La señora Dinorah Figuera, quien fue electa presidente de la Asamblea Nacional de Venezuela instalada en 2015, a la que Estados Unidos (USA) considera legítima y vigente, quién estuvo ocho años en el exilio, regresó a Venezuela y lo hace como enviada por USA para interponer recursos en la solución de los graves problemas institucionales que afrontamos y por supuesto, está tutelada por la primera potencia, a la que debe informar y recibir instrucciones.
En función de ello realizó una primera reunión con Jorge Rodríguez y con el encargado de negocios del norte y se supone seguirá de reunión en reunión y muchas de ellas serán con el régimen y con la oposición, cuya vocera es María Corina Machado, con quien supongo estará en contacto permanente, por ahora por vía virtual y dentro de poco personal.
Al llegar a nuestro país la primera declaración que ofreció la señora Figuera fue la de resolver cuanto antes la designación de un nuevo Consejo Nacional Electoral, lo que apunta a la realización de elecciones generales lo más temprano posible, también habló del Tribunal Supremo de Justicia, de la Asamblea Nacional y de los más importantes cargos de la administración nacional que deben ser legitimados.
Celebro esta declaración de la señora Figuera y su disposición de meterse en este asunto tan difícil, para cooperar en las soluciones.
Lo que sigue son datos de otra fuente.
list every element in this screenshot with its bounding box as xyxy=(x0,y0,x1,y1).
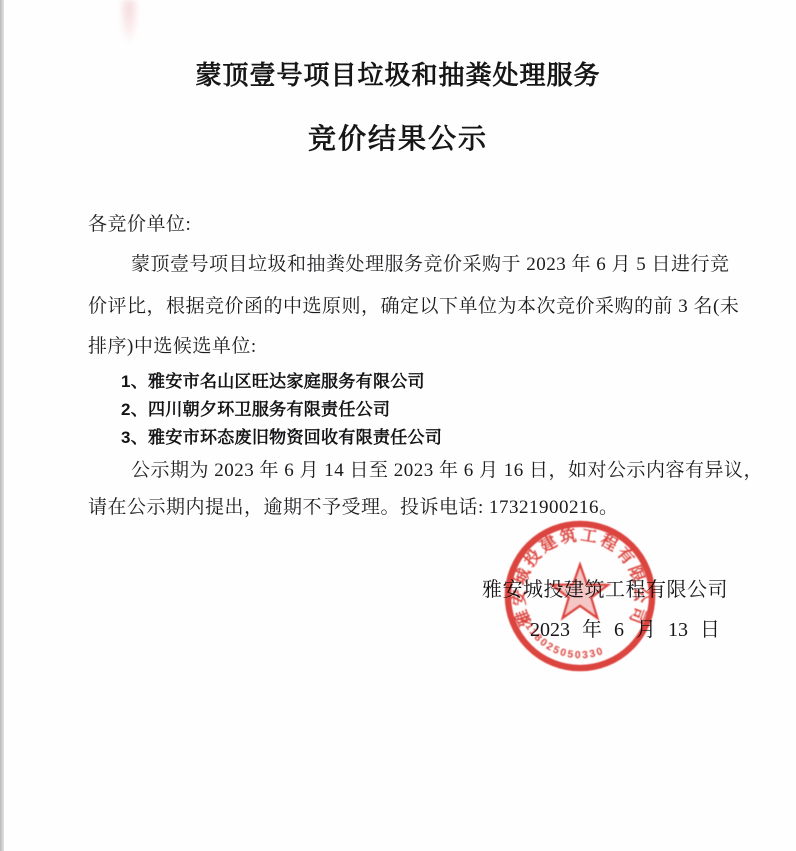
paragraph1-line1: 蒙顶壹号项目垃圾和抽粪处理服务竞价采购于 2023 年 6 月 5 日进行竞 xyxy=(131,253,730,277)
document-title-line2: 竞价结果公示 xyxy=(0,122,796,157)
paragraph2-line1: 公示期为 2023 年 6 月 14 日至 2023 年 6 月 16 日，如对… xyxy=(131,459,763,483)
salutation: 各竞价单位: xyxy=(88,213,191,237)
scan-smudge xyxy=(118,0,140,46)
document-page: 蒙顶壹号项目垃圾和抽粪处理服务 竞价结果公示 各竞价单位: 蒙顶壹号项目垃圾和抽… xyxy=(0,0,796,851)
document-title-line1: 蒙顶壹号项目垃圾和抽粪处理服务 xyxy=(0,60,796,93)
paragraph1-line3: 排序)中选候选单位: xyxy=(88,335,257,359)
paragraph1-line2: 价评比，根据竞价函的中选原则，确定以下单位为本次竞价采购的前 3 名(未 xyxy=(88,295,739,319)
candidate-list-item: 3、雅安市环态废旧物资回收有限责任公司 xyxy=(121,427,442,448)
svg-text:5118025050330: 5118025050330 xyxy=(519,615,606,661)
candidate-list-item: 2、四川朝夕环卫服务有限责任公司 xyxy=(121,399,390,420)
candidate-list-item: 1、雅安市名山区旺达家庭服务有限公司 xyxy=(121,371,425,392)
stamp-serial-number: 5118025050330 xyxy=(519,615,606,661)
company-seal-stamp: 雅安城投建筑工程有限公司 5118025050330 xyxy=(501,517,659,675)
star-icon xyxy=(552,564,608,618)
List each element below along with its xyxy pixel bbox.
Dios permita que su gestión culmine con lo que todos deseamos; ella dijo que para diciembre de este año muchas cosas estarán en el sitio adecuado, afirmando que su función es estrictamente institucional y que para nada le dará cabida a su militancia en Primero Justicia.
La situación integral que confrontamos es muy difícil y nada fácil su solución, por ello la unidad y desprendimiento de intereses sectoriales es fundamental para resolverla en el menor corto tiempo posible. Se que hay muchas decisiones que debemos tomar cuanto antes, las hemos dejado para mucho tiempo, por ello ruego por que en los siguientes días, al menos iniciemos su discusión.
María Corina había anunciado que antes que ella vendrían personas a iniciar las conversaciones con el régimen, tendientes a lograr una feliz transición; seguramente Dinorah Figuera es una de ellas. Esperamos llegar cuanto antes a puerto seguro.